On Tuesday, Chopra appeared before the Senate Banking Committee, where, as often is the case, Republicans criticized his regime and Democrats supported it.

“Under Director Chopra’s leadership, the CFPB is back to doing its job—standing up to bad actors, protecting people’s paychecks and savings, helping working families keep more of their money,” Senate Banking Committee Chairman Sen. Sherrod Brown, D-Ohio, said.

And Brown referenced the lawsuit challenging the CFPB’s funding because it does not go through the annual appropriations process.

“This lawsuit is a half-baked, bad-faith, dangerous legal ploy to do through the courts what Wall Street and their congressional allies couldn’t get done any other way: get the CFPB off their back,” he said.
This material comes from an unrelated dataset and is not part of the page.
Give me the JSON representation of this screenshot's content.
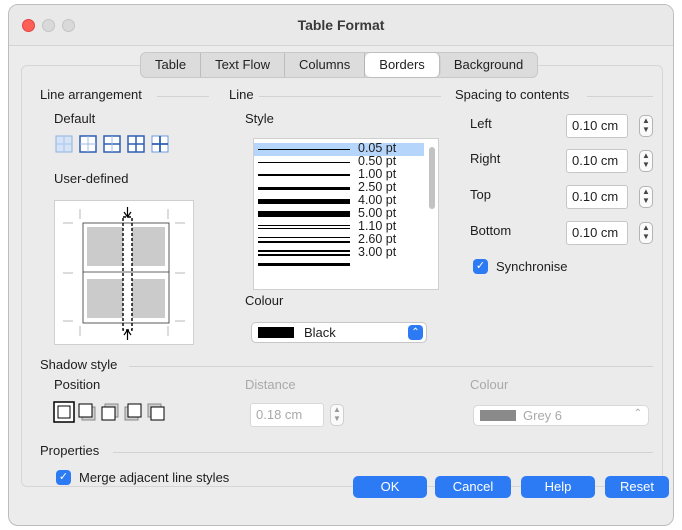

On the other hand, Senate Banking Committee ranking Republican Sen. Tim Scott of South Carolina was far less supportive of the agency, accusing Chopra of regulating through blog posts and speeches.

He said the agency’s actions will “provide less credit for those who need it most.”

Most of the questioning was cordial, although Sen. John Kennedy, R-La., blasted the CFPB’s proposal to collect information on small business lending to women- and minority-owned businesses. He said that the proposal would even require financial institutions to ask a person’s sexual preference.

“Who made you Pope?” Kennedy asked Chopra, who did not answer the question.

NAFCU’s Position

In advance of the hearing, Greg Mesack, NAFCU’s senior vice president of government affairs, sent a letter to committee members outlining issues the trade group wanted addressed during the hearings.

Mesack wrote that NAFCU believes the CFPB should use its statutory authority to exempt credit unions from rules that may be applicable to other financial institutions.

He added that in developing any data-sharing rule, the bureau should avoid any plan that would limit credit unions’ existing discretion to define the type of data sharing most beneficial to their members.

“It is unlikely that Congress intended to grant the CFPB sweeping authority to promote fintech data access privileges when it passed the Dodd-Frank Act,” he wrote.

What Comes Next?

On Wednesday, Chopra is scheduled to testify before the House Financial Services Committee—a panel that includes many of his most vociferous critics.